See you tomorrow, Mikki Senkarik

P.S. You can read more of our story at

STEP 12 Colorful Buildings

January 24, 2010

The buildings of the Portofino Harbor are taking shape. In the photo above I am working on the San Martino Church, which was built in the 12th century. One of the biggest surprises to Jack and I about Portofino was the rooftops. We expected them to be made of the rust and sienna terra-cotta tiles we had seen throughout Tuscany. However they were lighter colored, most likely made of slate. Occasionally there would be a terra-cotta tile roof but it was the exception rather than the rule.

The buildings are completely blocked in. Now I’m ready to start with the details of awnings, verandas, windows and doors.

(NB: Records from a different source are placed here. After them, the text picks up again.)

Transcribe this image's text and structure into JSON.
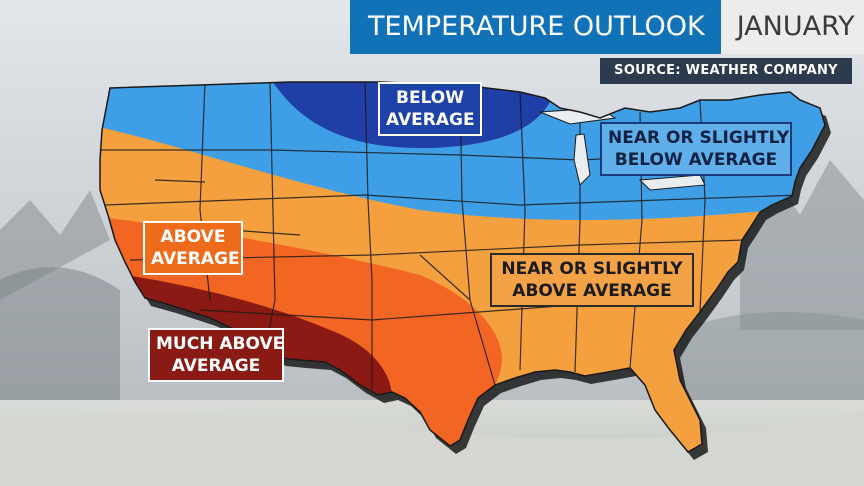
{
  "header": {
    "title": "TEMPERATURE OUTLOOK",
    "month": "JANUARY",
    "source": "SOURCE: WEATHER COMPANY"
  },
  "legend_labels": {
    "below_average": [
      "BELOW",
      "AVERAGE"
    ],
    "near_slightly_below": [
      "NEAR OR SLIGHTLY",
      "BELOW AVERAGE"
    ],
    "above_average": [
      "ABOVE",
      "AVERAGE"
    ],
    "near_slightly_above": [
      "NEAR OR SLIGHTLY",
      "ABOVE AVERAGE"
    ],
    "much_above_average": [
      "MUCH ABOVE",
      "AVERAGE"
    ]
  },
  "colors": {
    "below_average": "#1f3fa6",
    "near_slightly_below": "#3f9fe6",
    "near_slightly_above": "#f5a03f",
    "above_average": "#f26522",
    "much_above_average": "#8b1a14",
    "title_bar": "#1272b8",
    "source_bar": "#2c3a4e"
  }
}
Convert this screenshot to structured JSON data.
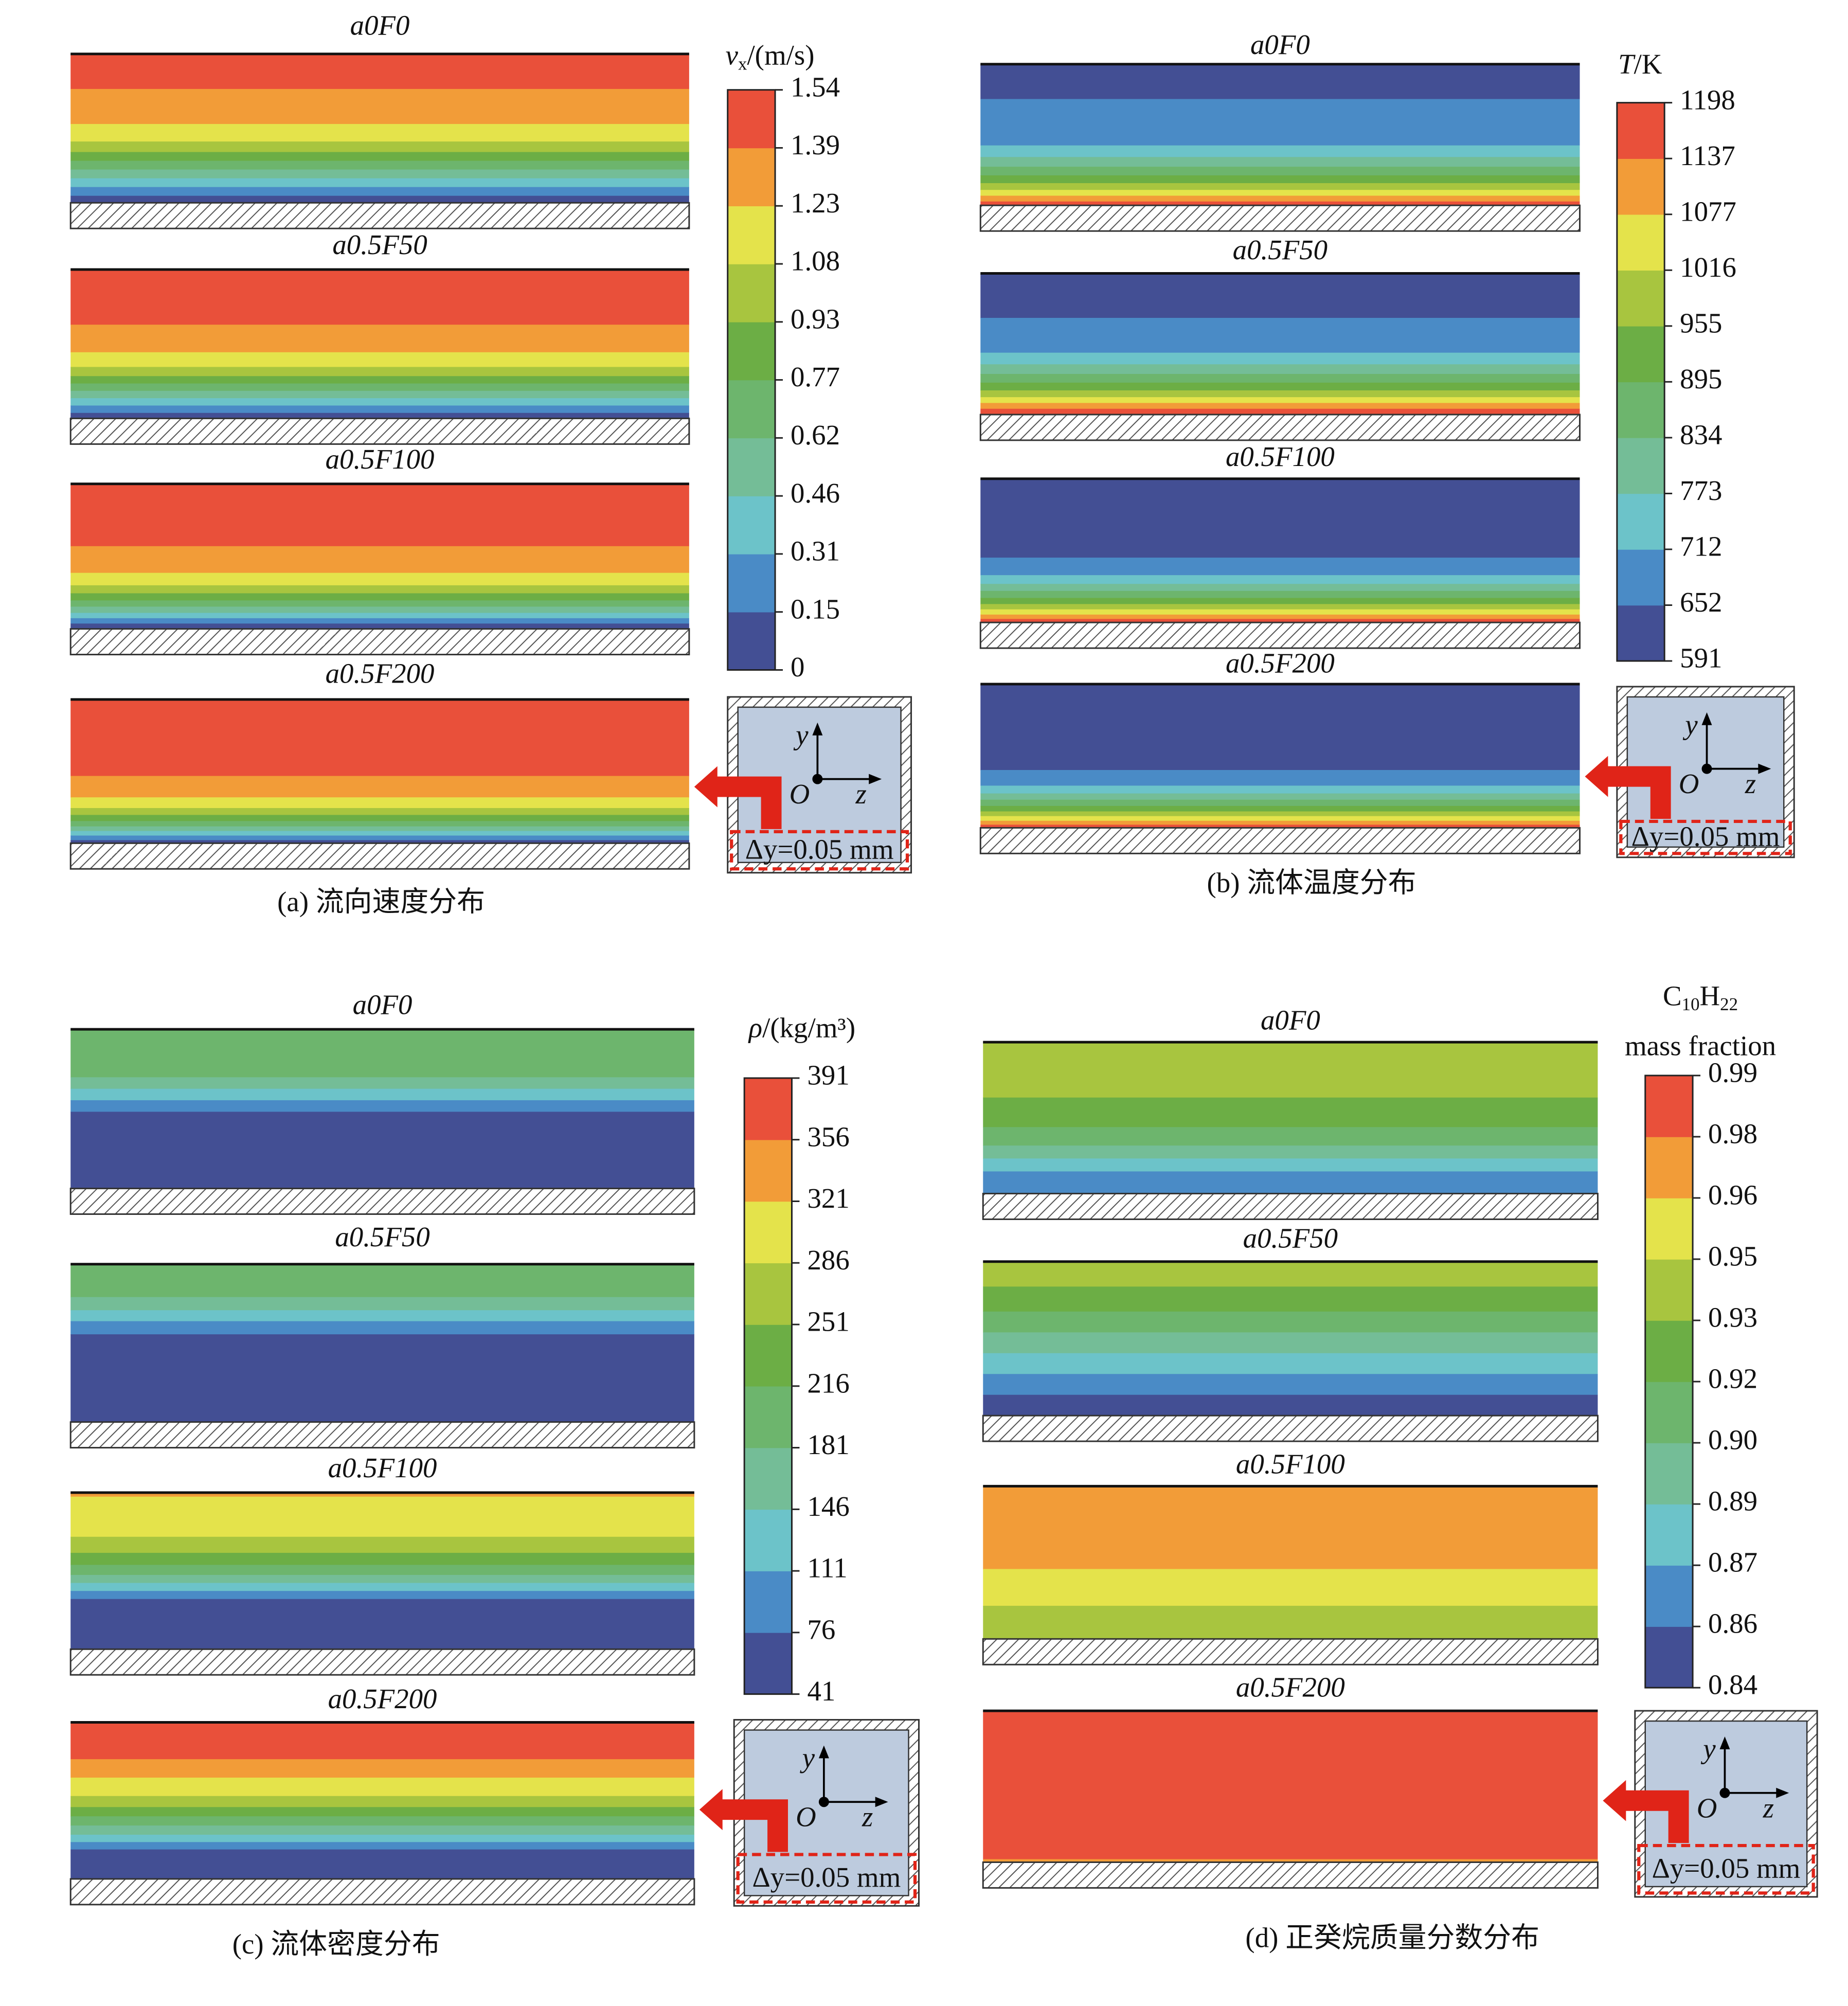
{
  "panels": [
    {
      "caption": "(a) 流向速度分布",
      "colorbar": {
        "title": [
          [
            {
              "text": "v",
              "style": "italic"
            },
            {
              "text": "x",
              "style": "sub"
            },
            {
              "text": "/(m/s)",
              "style": "normal"
            }
          ]
        ],
        "ticks": [
          "0",
          "0.15",
          "0.31",
          "0.46",
          "0.62",
          "0.77",
          "0.93",
          "1.08",
          "1.23",
          "1.39",
          "1.54"
        ]
      },
      "cases": [
        "a0F0",
        "a0.5F50",
        "a0.5F100",
        "a0.5F200"
      ],
      "inset": {
        "y": "y",
        "origin": "O",
        "z": "z",
        "note": "Δy=0.05 mm"
      }
    },
    {
      "caption": "(b) 流体温度分布",
      "colorbar": {
        "title": [
          [
            {
              "text": "T",
              "style": "italic"
            },
            {
              "text": "/K",
              "style": "normal"
            }
          ]
        ],
        "ticks": [
          "591",
          "652",
          "712",
          "773",
          "834",
          "895",
          "955",
          "1016",
          "1077",
          "1137",
          "1198"
        ]
      },
      "cases": [
        "a0F0",
        "a0.5F50",
        "a0.5F100",
        "a0.5F200"
      ],
      "inset": {
        "y": "y",
        "origin": "O",
        "z": "z",
        "note": "Δy=0.05 mm"
      }
    },
    {
      "caption": "(c) 流体密度分布",
      "colorbar": {
        "title": [
          [
            {
              "text": "ρ",
              "style": "italic"
            },
            {
              "text": "/(kg/m³)",
              "style": "normal"
            }
          ]
        ],
        "ticks": [
          "41",
          "76",
          "111",
          "146",
          "181",
          "216",
          "251",
          "286",
          "321",
          "356",
          "391"
        ]
      },
      "cases": [
        "a0F0",
        "a0.5F50",
        "a0.5F100",
        "a0.5F200"
      ],
      "inset": {
        "y": "y",
        "origin": "O",
        "z": "z",
        "note": "Δy=0.05 mm"
      }
    },
    {
      "caption": "(d) 正癸烷质量分数分布",
      "colorbar": {
        "title": [
          [
            {
              "text": "C",
              "style": "normal"
            },
            {
              "text": "10",
              "style": "sub"
            },
            {
              "text": "H",
              "style": "normal"
            },
            {
              "text": "22",
              "style": "sub"
            }
          ],
          [
            {
              "text": "mass fraction",
              "style": "normal"
            }
          ]
        ],
        "ticks": [
          "0.84",
          "0.86",
          "0.87",
          "0.89",
          "0.90",
          "0.92",
          "0.93",
          "0.95",
          "0.96",
          "0.98",
          "0.99"
        ]
      },
      "cases": [
        "a0F0",
        "a0.5F50",
        "a0.5F100",
        "a0.5F200"
      ],
      "inset": {
        "y": "y",
        "origin": "O",
        "z": "z",
        "note": "Δy=0.05 mm"
      }
    }
  ]
}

Please feel welcome to visit my website: Have a wonderful day. Hugs, Mikki Senkarik

STEP 11 Portofino Harbor

January 23, 2010

The test today is to make the buildings of Portofino colorful yet still muted so they remain in the middle distance. When the painting is finished I don’t want them to be so bright they visually jump to the foreground. I’ll admit I’ve been apprehensive about this part of the painting. But once I got started it has really been enjoyable. You can see the use of the mahl stick again. This steadies my hand and takes the strain off my shoulder. The photo on the laptop gives color reference for the buildings.

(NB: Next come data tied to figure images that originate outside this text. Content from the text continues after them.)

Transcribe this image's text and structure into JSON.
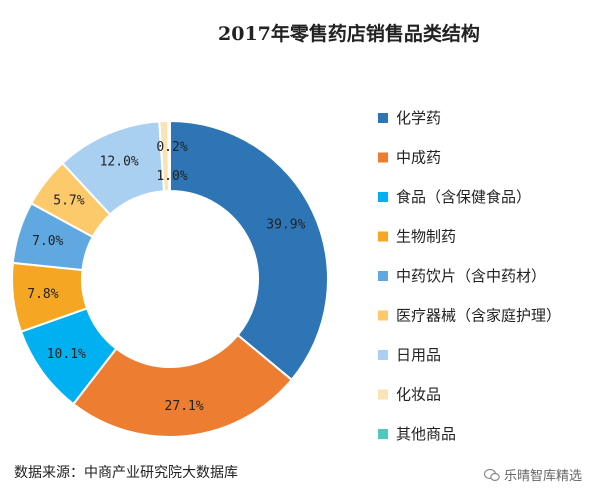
{
  "chart_data": {
    "type": "pie",
    "title": "2017年零售药店销售品类结构",
    "slices": [
      {
        "name": "化学药",
        "value": 39.9,
        "label": "39.9%",
        "color": "#2e75b6"
      },
      {
        "name": "中成药",
        "value": 27.1,
        "label": "27.1%",
        "color": "#ed7d31"
      },
      {
        "name": "食品（含保健食品）",
        "value": 10.1,
        "label": "10.1%",
        "color": "#00b0f0"
      },
      {
        "name": "生物制药",
        "value": 7.8,
        "label": "7.8%",
        "color": "#f5a623"
      },
      {
        "name": "中药饮片（含中药材）",
        "value": 7.0,
        "label": "7.0%",
        "color": "#5fa8e0"
      },
      {
        "name": "医疗器械（含家庭护理）",
        "value": 5.7,
        "label": "5.7%",
        "color": "#fcc96b"
      },
      {
        "name": "日用品",
        "value": 12.0,
        "label": "12.0%",
        "color": "#a9cff1"
      },
      {
        "name": "化妆品",
        "value": 1.0,
        "label": "1.0%",
        "color": "#fae3b5"
      },
      {
        "name": "其他商品",
        "value": 0.2,
        "label": "0.2%",
        "color": "#4fc9c0"
      }
    ],
    "legend_position": "right",
    "donut": true
  },
  "source": "数据来源：中商产业研究院大数据库",
  "watermark": "乐晴智库精选"
}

This stage is a bit slower. I’ve gotten this far today blocking in buildings. Much time was spent mixing the various colors. Tomorrow’s plan is to get the rest of the buildings built and then start adding windows, doors and architectural details.

See you soon. Hugs, Mikki Senkarik

STEP 10 Boats, Boats and more Boats

January 22, 2010

A really nice thing happened today. It began last night when Jack and I received a call asking if we would be in the studio today. “Of course,” we said. “We’ll be here painting.”

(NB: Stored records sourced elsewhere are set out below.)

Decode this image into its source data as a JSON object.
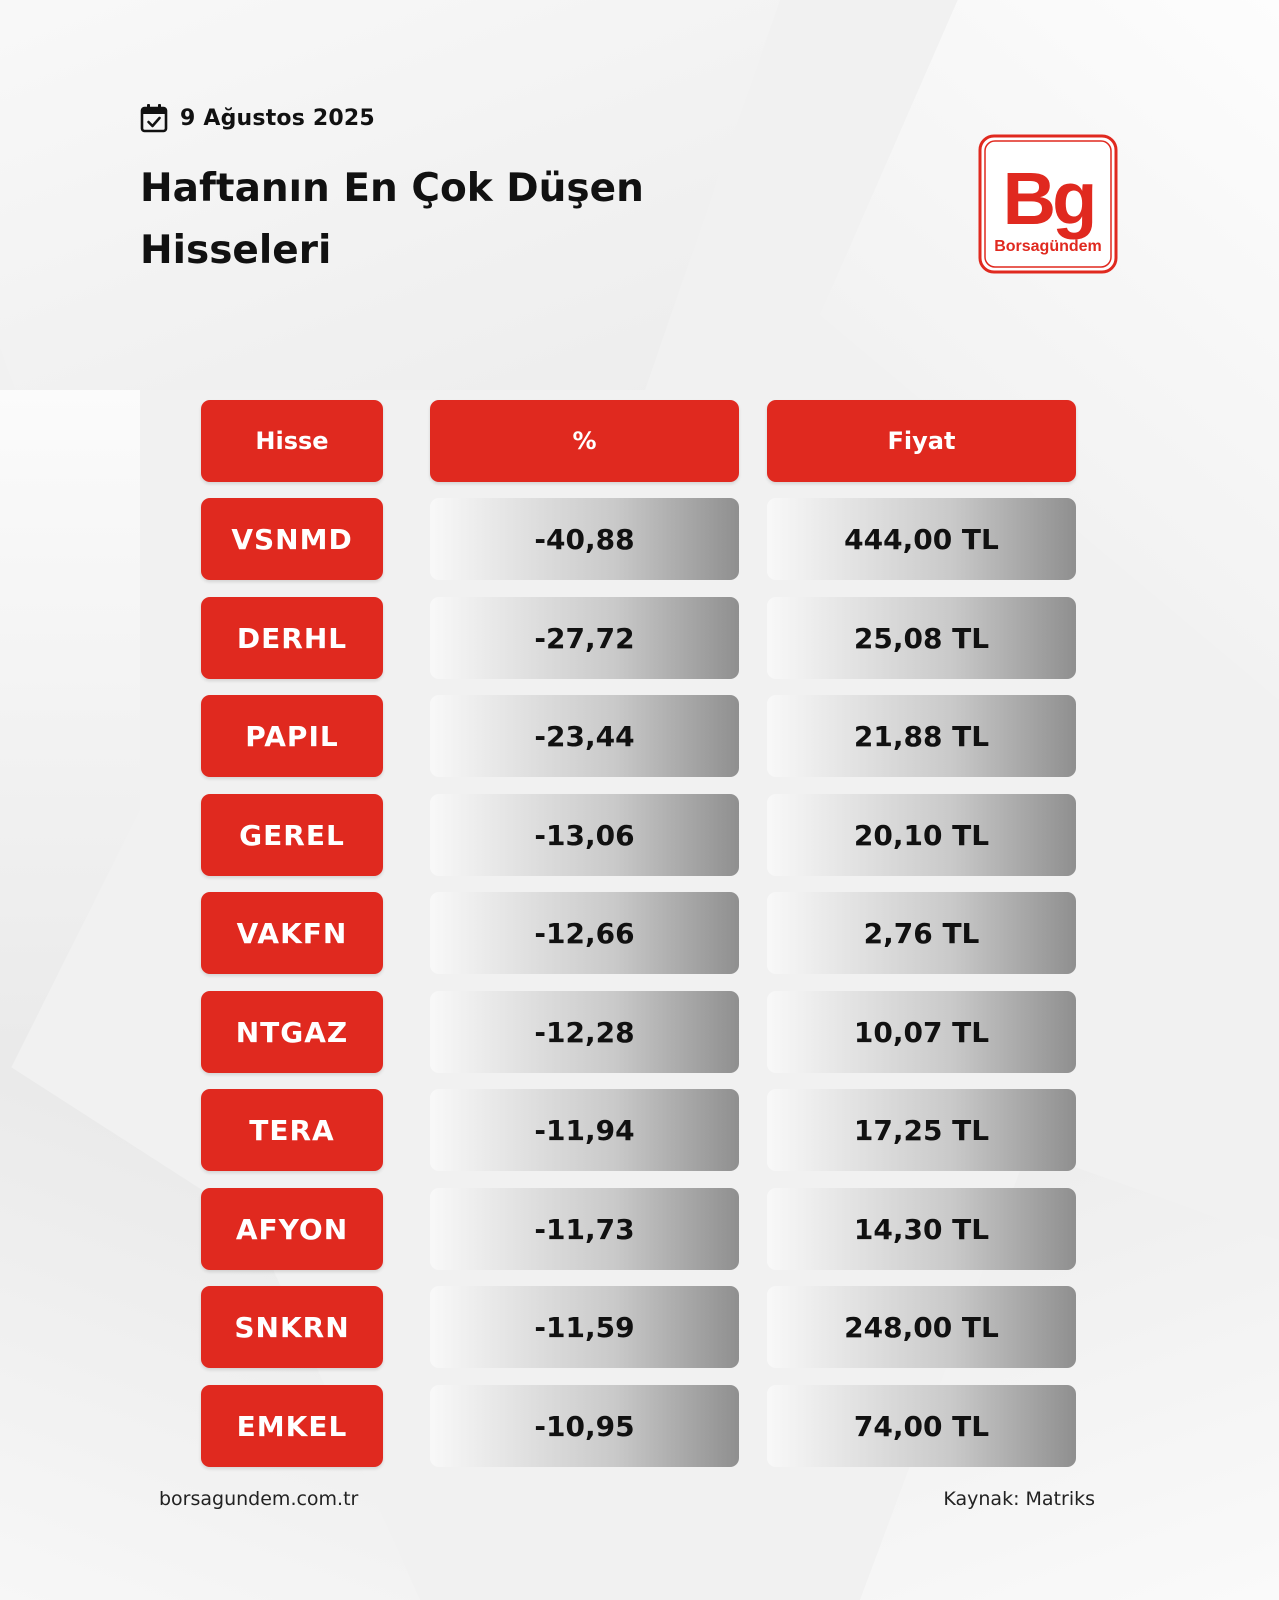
{
  "date": "9 Ağustos 2025",
  "title": "Haftanın En Çok Düşen Hisseleri",
  "logo": {
    "mark": "Bg",
    "name": "Borsagündem",
    "color": "#e0291f"
  },
  "table": {
    "headers": [
      "Hisse",
      "%",
      "Fiyat"
    ],
    "rows": [
      {
        "symbol": "VSNMD",
        "change": "-40,88",
        "price": "444,00 TL"
      },
      {
        "symbol": "DERHL",
        "change": "-27,72",
        "price": "25,08 TL"
      },
      {
        "symbol": "PAPIL",
        "change": "-23,44",
        "price": "21,88 TL"
      },
      {
        "symbol": "GEREL",
        "change": "-13,06",
        "price": "20,10 TL"
      },
      {
        "symbol": "VAKFN",
        "change": "-12,66",
        "price": "2,76 TL"
      },
      {
        "symbol": "NTGAZ",
        "change": "-12,28",
        "price": "10,07 TL"
      },
      {
        "symbol": "TERA",
        "change": "-11,94",
        "price": "17,25 TL"
      },
      {
        "symbol": "AFYON",
        "change": "-11,73",
        "price": "14,30 TL"
      },
      {
        "symbol": "SNKRN",
        "change": "-11,59",
        "price": "248,00 TL"
      },
      {
        "symbol": "EMKEL",
        "change": "-10,95",
        "price": "74,00 TL"
      }
    ]
  },
  "footer": {
    "website": "borsagundem.com.tr",
    "source": "Kaynak: Matriks"
  },
  "colors": {
    "accent": "#e0291f",
    "text": "#111111"
  }
}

Two of our favorite collectors came to see the big painting and then took us to lunch. We had a super fun time and it was a nice little break from painting BOATS!  Portofino’s Harbor is filled with dinghies, skiffs, sailboats and yachts. They are a challenge to paint. Since they are in the distance I don’t want them to be too detailed, but I have to have enough so they will look like boats.

Also notice the distant water is a duller blue. As it comes forward the color becomes more intense. Representational artists paint on a canvas, which is two dimensional, trying to make it appear three dimensional. There are methods to make this work. One is using warm and cool colors. Cool colors, Blues, recede. Warm colors, Reds and Yellows, come forward. The second method is to make colors duller in the distance and more intense as they come closer. I’ve used both of these techniques in the water.

The boats are blocked in, I will go back later and work on them a bit more. I’m getting the hill behind the village covered. You can see I have also used the warm/cool, dull/intense rules on the mountains. Tomorrow I will begin on the colorful buildings lining the harbor.